In 2018, Sunshine Coast Credit Union (a credit union in Canada) decided to use the OHI to learn where they most needed to improve as an organization. When the results came back, they were surprised to find that their lowest score was related to Bottom-Up Innovation – which meant their employees had very little opportunity or incentive to contribute to continuous improvement. SCCU didn’t wait to act – they rallied quick to form a new inclusive innovation strategy – one that would involve al the voices in their company in order to improve their companies performance and transform their culture. As part of that plan, SCCU decided to deploy an IdeaScale community with the tagline “Better Every Day” – 95% of their workforce participated in their initial call for ideas.
SCCU asks for suggestions on a range of topics: from their always-on, continuous improvement call to ideas on process improvement, new technology, financial wellness, and even themes for their holiday party. And now, after several months of collecting ideas, they have an average of at least one submitted idea for every employee and 20% of their ideas are implemented in less than a year (lower than the industry average). But, perhaps best of all, their Bottom-Up Innovation score moved from their lowest scoring item on the McKinsey Organizational Health matrix to their TOP score, improving overall organizational health and culture.
SCCU’s story gives us a few key takeaways that we can apply to other organizations looking to change their OHI score.
- They trusted the results. So many companies will argue their position on a survey, feeling that the respondents don’t understand the organization. That was not the case with Sunshine Coast where they had the humility, curiosity, and energy to understand where they were as a starting point, From there, SCCU assigned a team and had support from their CEO to take those results and try something new.
- They identified a shared space for ideas. People can’t collaborate and create change if their ideas have nowhere to go. SCCU launched an innovation management solution right away and was able to start gathering and responding to ideas. A digital solution is easy to understand, always on, and becomes a powerful communications tool over time, as well.
- They focus energy and attention. They keep engagement high by mixing an always-open call for ideas with short-term, urgent calls for solutions to specific problems. This way they maintain interest and deliver on short-term, relevant issues, but also keep attention pulled back to this collaborative space for continuous improvement.
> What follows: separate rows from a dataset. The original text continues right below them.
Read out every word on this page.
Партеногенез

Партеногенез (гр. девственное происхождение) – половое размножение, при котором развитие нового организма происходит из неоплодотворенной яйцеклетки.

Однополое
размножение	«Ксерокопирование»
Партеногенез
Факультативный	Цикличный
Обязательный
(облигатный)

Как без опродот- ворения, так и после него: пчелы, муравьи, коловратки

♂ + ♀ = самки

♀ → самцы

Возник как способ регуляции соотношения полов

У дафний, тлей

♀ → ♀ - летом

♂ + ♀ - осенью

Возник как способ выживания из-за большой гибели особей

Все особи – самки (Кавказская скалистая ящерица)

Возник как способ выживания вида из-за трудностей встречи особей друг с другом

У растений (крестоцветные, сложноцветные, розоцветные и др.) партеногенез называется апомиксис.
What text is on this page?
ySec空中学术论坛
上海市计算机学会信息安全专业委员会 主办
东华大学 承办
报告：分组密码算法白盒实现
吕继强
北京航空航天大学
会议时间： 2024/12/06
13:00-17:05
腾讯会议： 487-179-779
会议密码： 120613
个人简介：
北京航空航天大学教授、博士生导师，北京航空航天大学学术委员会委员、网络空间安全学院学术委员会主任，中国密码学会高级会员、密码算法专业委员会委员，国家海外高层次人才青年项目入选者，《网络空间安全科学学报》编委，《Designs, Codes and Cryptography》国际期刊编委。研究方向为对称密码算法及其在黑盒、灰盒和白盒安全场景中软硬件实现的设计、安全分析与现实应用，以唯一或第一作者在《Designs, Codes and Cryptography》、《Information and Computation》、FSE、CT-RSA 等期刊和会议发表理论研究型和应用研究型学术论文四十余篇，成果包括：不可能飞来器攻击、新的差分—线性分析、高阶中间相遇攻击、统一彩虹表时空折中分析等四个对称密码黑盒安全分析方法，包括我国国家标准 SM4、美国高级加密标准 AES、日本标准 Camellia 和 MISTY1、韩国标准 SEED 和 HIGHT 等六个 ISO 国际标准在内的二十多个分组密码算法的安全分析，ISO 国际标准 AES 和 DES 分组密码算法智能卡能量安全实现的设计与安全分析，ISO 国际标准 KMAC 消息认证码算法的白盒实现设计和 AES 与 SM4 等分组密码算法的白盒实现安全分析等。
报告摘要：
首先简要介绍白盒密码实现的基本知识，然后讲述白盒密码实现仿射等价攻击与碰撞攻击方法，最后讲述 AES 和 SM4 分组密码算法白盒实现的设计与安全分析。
- They delivered on ideas. SCCU boasts a 40% implementation rate – this is only possible when they have senior level buy-in, a dedicated workforce, and urgency. But if they didn’t deliver on at least some of the ideas, there’s no way that they would have moved their OHI score. Participation must result in action.
To read the full story of how Sunshine Coast Credit Union turned their lowest scoring area into their highest scoring area, read the full case study.
About the Author
Rob Hoehn is the co-founder and CEO of IdeaScale: the largest open innovation software platform in the world. Hoehn launched crowdsourcing software as part of the open government initiative and IdeaScale’s robust portfolio now includes many other industry notables, such as EA Sports, NBC, NASA, Xerox and many others. Prior to IdeaScale, Hoehn was Vice President of Client Services at Survey Analytics.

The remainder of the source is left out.